EM algorithms are known for density estimation (maximum likelihood estimation) and EM is also famous for clustering algorithm.
The EM algorithm is an approach for performing maximum likelihood estimation in the presence of latent variables.
Probability Density estimation
Probability Density estimation is basically the construction of an estimate based on observed data. It involves selecting a probability distribution function and the parameters of that function that best explains the joint probability of the observed data.
Maximum likelihood estimation
To select the joint probability distribution, what we require is Density estimation.
Density estimation needs to find out a probability distribution function and the parameters of that distribution.
The most common technique to solve this problem is the Maximum Likelihood Estimation or simply “maximum likelihood”.
Maximum Likelihood Estimation
In statistics, maximum likelihood estimation is the method of estimating the parameters of a probability distribution by maximizing the likelihood function in order to make the observed data most probable for the statistical model.
But there lies a limitation with Maximum Likelihood, it assumes that the data is complete, fully observed, etc. It does not really mandate that the model will have access to all the data. Instead, it assumes that all the variables relevant to the model are already present. But in some cases, some relevant variables may remain hidden and cause inconsistencies.
So, basically to implement EM algorithm on problem of clustering we use Gaussian mixture model.
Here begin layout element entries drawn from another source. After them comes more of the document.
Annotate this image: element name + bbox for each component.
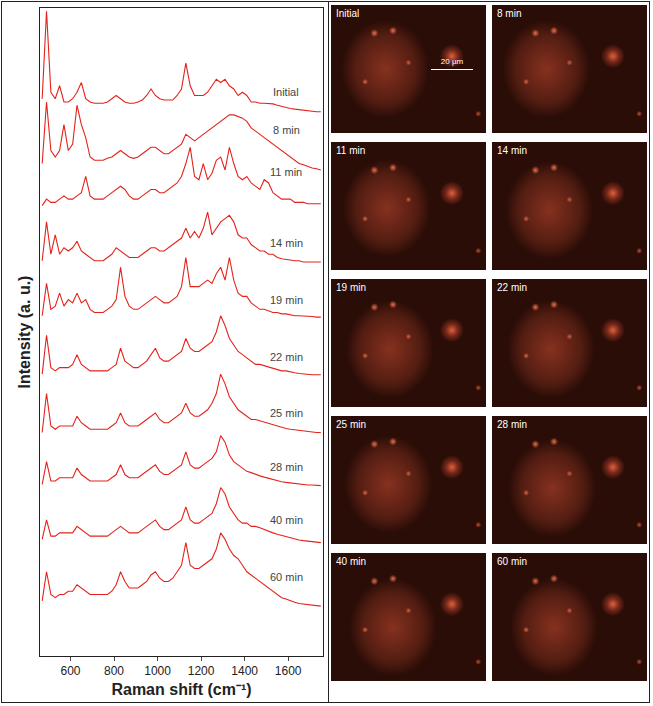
svg-text:60 min: 60 min bbox=[270, 571, 303, 583]
svg-text:22 min: 22 min bbox=[270, 351, 303, 363]
html-text:60 min: 60 min bbox=[497, 556, 527, 567]
svg-text:1200: 1200 bbox=[188, 664, 215, 678]
svg-text:40 min: 40 min bbox=[270, 514, 303, 526]
svg-text:Initial: Initial bbox=[273, 86, 299, 98]
svg-text:19 min: 19 min bbox=[270, 294, 303, 306]
svg-text:25 min: 25 min bbox=[270, 407, 303, 419]
svg-text:8 min: 8 min bbox=[273, 124, 300, 136]
html-text:8 min: 8 min bbox=[497, 8, 522, 19]
html-text:28 min: 28 min bbox=[497, 419, 527, 430]
html-text:20 µm: 20 µm bbox=[440, 57, 464, 66]
svg-text:1000: 1000 bbox=[144, 664, 171, 678]
html-text:40 min: 40 min bbox=[336, 556, 366, 567]
svg-text:28 min: 28 min bbox=[270, 461, 303, 473]
svg-text:600: 600 bbox=[60, 664, 80, 678]
svg-text:11 min: 11 min bbox=[270, 166, 302, 178]
html-text:11 min: 11 min bbox=[336, 145, 366, 156]
html-text:14 min: 14 min bbox=[497, 145, 527, 156]
svg-text:14 min: 14 min bbox=[270, 237, 303, 249]
svg-text:1600: 1600 bbox=[275, 664, 302, 678]
svg-text:Raman shift (cm⁻¹): Raman shift (cm⁻¹) bbox=[111, 681, 251, 698]
html-text:25 min: 25 min bbox=[336, 419, 366, 430]
svg-text:1400: 1400 bbox=[231, 664, 258, 678]
html-text:22 min: 22 min bbox=[497, 282, 527, 293]
svg-text:800: 800 bbox=[104, 664, 124, 678]
html-text:Initial: Initial bbox=[336, 8, 360, 19]
svg-text:Intensity (a. u.): Intensity (a. u.) bbox=[16, 276, 33, 389]
html-text:19 min: 19 min bbox=[336, 282, 366, 293]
Steps involves in EM Algorithm
-
Consider a set of starting parameters in incomplete data (consider complete data with latent variables or missing values).
-
E-Step (Expectation step): In this step, what we do is that Basically the data in which the missing values and latent variables are present, we estimate them by observe data that we have. (Updating variables and data)
-
M-step (Maximization step): This step is basically used to complete the data we get from E-step. This step updates the hypothesis.
-
If the convergence is not matched then repeat step 2 and 3.
See the diagram for clarification

Use of GMM (Gaussian mixture model) in EM
- Gaussian Mixture Model is used the combination of probability distributions and the estimation of mean and standard deviation parameters.
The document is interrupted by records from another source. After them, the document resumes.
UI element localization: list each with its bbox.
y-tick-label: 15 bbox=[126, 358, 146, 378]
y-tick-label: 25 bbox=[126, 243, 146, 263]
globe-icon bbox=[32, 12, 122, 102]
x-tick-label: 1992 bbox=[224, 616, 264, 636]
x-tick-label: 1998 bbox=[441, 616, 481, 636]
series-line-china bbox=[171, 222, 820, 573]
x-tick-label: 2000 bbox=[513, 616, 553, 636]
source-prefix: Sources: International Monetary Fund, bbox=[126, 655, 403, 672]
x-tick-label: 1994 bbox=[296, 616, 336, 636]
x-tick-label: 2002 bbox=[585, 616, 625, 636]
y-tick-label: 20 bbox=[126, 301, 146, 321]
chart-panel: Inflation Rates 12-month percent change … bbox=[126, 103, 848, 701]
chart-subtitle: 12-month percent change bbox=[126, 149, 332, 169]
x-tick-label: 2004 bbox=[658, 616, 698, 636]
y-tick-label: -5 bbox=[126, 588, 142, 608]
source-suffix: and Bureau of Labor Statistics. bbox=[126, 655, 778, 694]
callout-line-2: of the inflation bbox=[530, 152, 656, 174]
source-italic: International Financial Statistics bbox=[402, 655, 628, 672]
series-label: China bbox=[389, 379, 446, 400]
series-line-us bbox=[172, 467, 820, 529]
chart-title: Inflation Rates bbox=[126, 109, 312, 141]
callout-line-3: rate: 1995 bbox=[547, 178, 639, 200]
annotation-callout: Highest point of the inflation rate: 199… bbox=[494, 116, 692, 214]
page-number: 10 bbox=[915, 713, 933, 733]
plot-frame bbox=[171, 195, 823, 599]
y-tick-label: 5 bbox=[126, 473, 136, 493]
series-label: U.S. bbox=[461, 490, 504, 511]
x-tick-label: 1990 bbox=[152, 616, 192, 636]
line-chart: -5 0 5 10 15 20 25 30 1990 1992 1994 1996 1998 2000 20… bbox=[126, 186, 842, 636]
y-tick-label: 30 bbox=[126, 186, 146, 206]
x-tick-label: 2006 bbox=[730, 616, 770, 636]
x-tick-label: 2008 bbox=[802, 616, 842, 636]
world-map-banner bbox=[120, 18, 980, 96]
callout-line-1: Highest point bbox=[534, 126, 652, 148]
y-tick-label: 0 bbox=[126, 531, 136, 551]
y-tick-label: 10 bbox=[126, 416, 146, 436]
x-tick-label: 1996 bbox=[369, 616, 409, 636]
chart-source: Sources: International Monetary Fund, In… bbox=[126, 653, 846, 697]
- Gaussian mixture model has number of techniques to estimate data but common one is maximum likelihood.
GMM (Gaussian Mixture Model)
- Gaussian Mixture Model is used the combination of probability distributions and the estimation of mean and standard deviation parameters.
- Gaussian mixture model has number of techniques to estimate data but common one is maximum likelihood.
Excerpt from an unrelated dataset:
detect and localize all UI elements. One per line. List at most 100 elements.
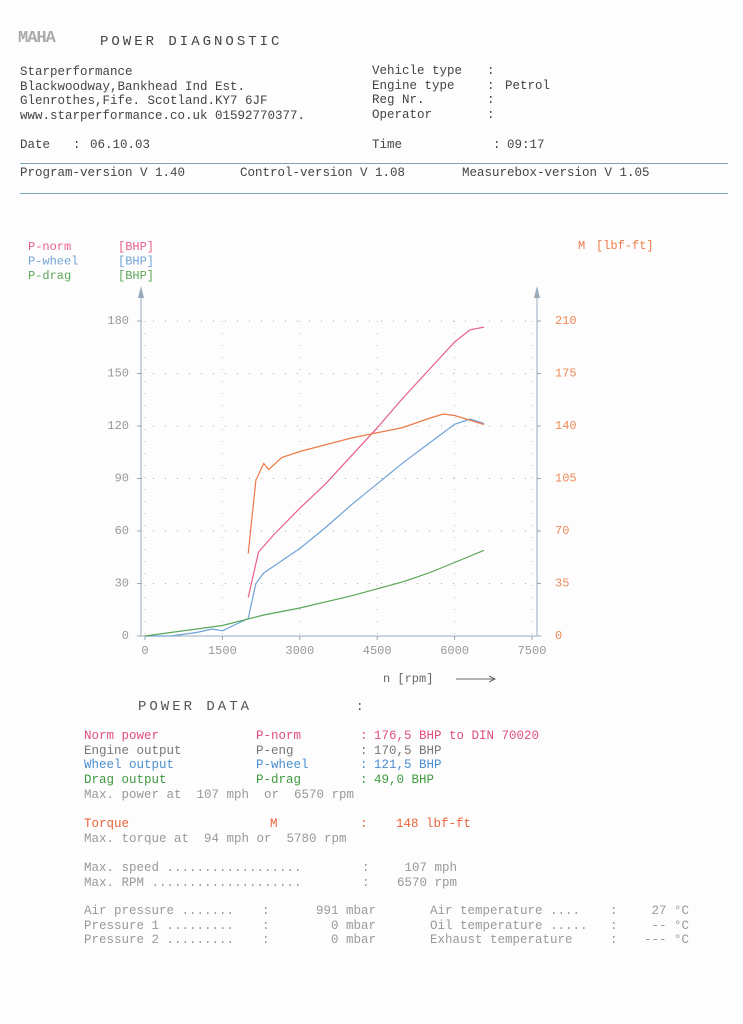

Let's see it by an example
- Let's take a case in which the data points we have, are generated from two different processes i. e. unknown.
- But we do not know which data point belongs to which class, and the data that we have also includes latent variables and missing values.
- Both processes have Gaussian probability distribution.
- We will be applying EM algorithm here with Gaussian mixture model to know which data points are from which process.
#Importing Important Libraries
from numpy import hstack
from numpy.random import normal
import matplotlib.pyplot as plt
#Defining samples from processes
sample1 = normal(loc=20, scale=5 , size=4000)
sample2 = normal(loc=40, scale=5 , size=8000)
sample = hstack((sample1,sample2))
plt.hist(sample, bins=50, density=True)
#Showing the data points
plt.show()
|
Output

Note:
- What we did here is we have taken one dimensional data with mean is 20 mfor process1 and 40 is for process2 and standard deviation is 5.
- we have taken 4000 point for process1 and 8000 points for process.
- And after that we plot a graph which shows data distribution.
- As you can see from the graph the data points between 20 and 40 are unclear as which distribution or process they belongs.
# Gaussian mixture model with expectation maximization
from numpy import hstack
from numpy.random import normal
#Importing Gaussian mixture model
from sklearn.mixture import GaussianMixture
# generate a sample
sample1 = normal(loc=20, scale=5, size=4000)
sample2 = normal(loc=40, scale=5, size=8000)
sample = hstack((sample1, sample2))
# reshape into a table with one column to fit the data
sample = sample.reshape((len(sample), 1))
# training the model
model = GaussianMixture(n_components=2, init_params='random')
model.fit(sample)
# predict latent values
yhat = model.predict(sample)
# check latent value for first few points
print(yhat[:80])
# check latent value for last few points
print(yhat[-80:])
|
Output

Note:In above code we used EM algorithm with Gaussian mixture model and from the output above we can see that our model predicted points in one class either 0 or 1 .